My son has been doing this thing the last week where he fights his naps. He sleeps amazingly during the night; even 6-8 hours for me...but during the day he WON’T nap. He thinks he is missing something and tonight as I rocked him I finally could not take any more screaming. I failed at the one thing in my life I finally felt was my niche, and my husband now sits downstairs with him as I sit in his rocker in his nursery, crying as I write this, because I feel like I failed.
I know that is incredibly ridiculous and I also know I did not fail. I know that I have an amazing husband who took him and calmed him down. It's just that he could do in 20 minutes what I had been working on for an hour or longer...it really upset me. That seems so silly when I type it. But the last seven weeks is the first time in my life I actually feel like I have found my purpose.
I’ve had many careers or ideas of careers from nursing to cosmetology to banking; I have always been looking for something I am really good at.
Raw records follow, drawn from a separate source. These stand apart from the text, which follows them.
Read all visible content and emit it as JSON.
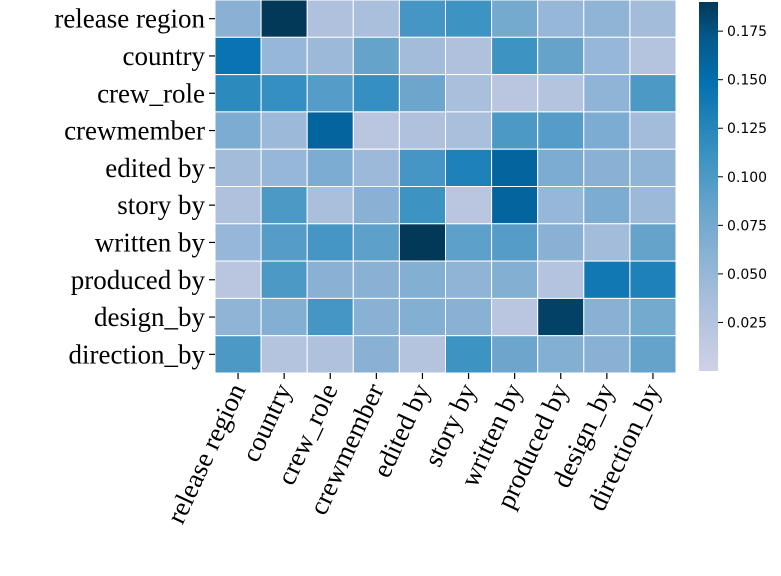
{
  "chart_data": {
    "type": "heatmap",
    "rows": [
      "release region",
      "country",
      "crew_role",
      "crewmember",
      "edited by",
      "story by",
      "written by",
      "produced by",
      "design_by",
      "direction_by"
    ],
    "columns": [
      "release region",
      "country",
      "crew_role",
      "crewmember",
      "edited by",
      "story by",
      "written by",
      "produced by",
      "design_by",
      "direction_by"
    ],
    "values": [
      [
        0.06,
        0.19,
        0.03,
        0.035,
        0.105,
        0.11,
        0.075,
        0.05,
        0.055,
        0.04
      ],
      [
        0.145,
        0.05,
        0.045,
        0.085,
        0.04,
        0.03,
        0.11,
        0.085,
        0.05,
        0.025
      ],
      [
        0.12,
        0.115,
        0.095,
        0.115,
        0.08,
        0.035,
        0.02,
        0.025,
        0.055,
        0.1
      ],
      [
        0.07,
        0.045,
        0.16,
        0.02,
        0.03,
        0.035,
        0.1,
        0.095,
        0.07,
        0.04
      ],
      [
        0.04,
        0.05,
        0.07,
        0.045,
        0.105,
        0.13,
        0.16,
        0.07,
        0.06,
        0.055
      ],
      [
        0.03,
        0.1,
        0.035,
        0.06,
        0.11,
        0.02,
        0.16,
        0.05,
        0.07,
        0.045
      ],
      [
        0.05,
        0.095,
        0.105,
        0.09,
        0.19,
        0.09,
        0.095,
        0.06,
        0.04,
        0.085
      ],
      [
        0.02,
        0.1,
        0.06,
        0.06,
        0.065,
        0.055,
        0.065,
        0.025,
        0.14,
        0.13
      ],
      [
        0.055,
        0.065,
        0.105,
        0.06,
        0.065,
        0.06,
        0.02,
        0.185,
        0.06,
        0.075
      ],
      [
        0.1,
        0.025,
        0.03,
        0.06,
        0.025,
        0.11,
        0.08,
        0.065,
        0.06,
        0.085
      ]
    ],
    "colorbar": {
      "min": 0.0,
      "max": 0.19,
      "ticks": [
        0.025,
        0.05,
        0.075,
        0.1,
        0.125,
        0.15,
        0.175
      ],
      "tick_labels": [
        "0.025",
        "0.050",
        "0.075",
        "0.100",
        "0.125",
        "0.150",
        "0.175"
      ],
      "colormap": "PuBu",
      "low_color": "#d0d1e6",
      "high_color": "#023858"
    },
    "title": "",
    "xlabel": "",
    "ylabel": "",
    "grid_lines": "white"
  }
}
I found that something on December 4, 2015, when they laid my son in my arms. I realized that I was in charge of this not so little (9 lbs. 14 oz.) boy and as scared as I thought I would be, when the time came I actually was not. I have handled everything pretty darn well in my time home with him. We have a little routine every day and we have grown so much in things. We no longer hate bath time or diaper changes, we are getting better with tummy time, we only wake up one time a night to eat and those early morning feedings are my absolute favorite. It's just him and I and the rest of the world is so quiet and he is just the happiest baby and that is when it hits me that he is mine to love for all his life.
I have been devastated that in one week I have to go back to reality. I will have someone else taking care of my baby boy 8 hours of the day. Someone else will be rocking him to sleep for his naps while I have to go back to the working world, and when I think about that it tears me up and makes me hate myself for getting frustrated with him 20 minutes ago. The last seven weeks, whenever he cried, I would tell myself that he is just a baby and this is his only form of communication, that he is just telling you how he feels. But tonight, as I tried so hard to figure out what was wrong, (when I really know he is just incredibly tired and needs to sleep) telling myself he is just a baby was not working.
At the end of my maternity leave I feel like a weight is sitting on my chest. I do not want to go back, I do not want to leave my son with someone else all day. I want to be home for the first roll over, the first crawl, the first word, the first real giggle...and I won’t. But I tell myself it is okay because my going to work creates a better world for him. One where he can have nice things and his mommy and daddy can put money away for things like his first car and his college education and vacations to places all over the United States. But tonight I just felt like a complete failure when I realized I have only one week left with him and I couldn’t calm him down. The terrible thoughts of 'maybe its good he is going to a sitter' and 'maybe she will do better than me' entered my mind.
I sit here now and know that is silly. Whether I am working or home with him every morning and evening (and the 3-4 am feeding) I am getting a chance to love him. I am not a perfect mom and I am far from knowing everything, but I do know my baby boy. Focusing on being upset about going back to work is stressing me out and in return is taking away my patience that I normally have with my little boy and my amazing husband.
All mommies probably have a moment where they think they failed; I know I am not the only one. But I don’t think we fail, I think we are human and that the love we have for our miniature versions of ourselves is so strong that when we can’t fix it we beat ourselves up. And when someone else can fix it, it only makes us feel worse. Well, I'm telling myself to let daddy fix things because it is nice to walk away at times, and it’s needed, and I need to remember I can’t fix everything.(something I will need to remind myself for the next 18+ years) Most of all, I need to remember that the feeling of failing and wanting to fix everything doesn’t make me a bad mom, it makes me an amazing mom because I love my child that much.
Natalie enjoys spending time with her husband Travis and her son Brantley. Being a wife and mom is the best job she has ever had and her biggest accomplishment. She loves to read, take road trips and enjoy a cup of coffee or glass of wine.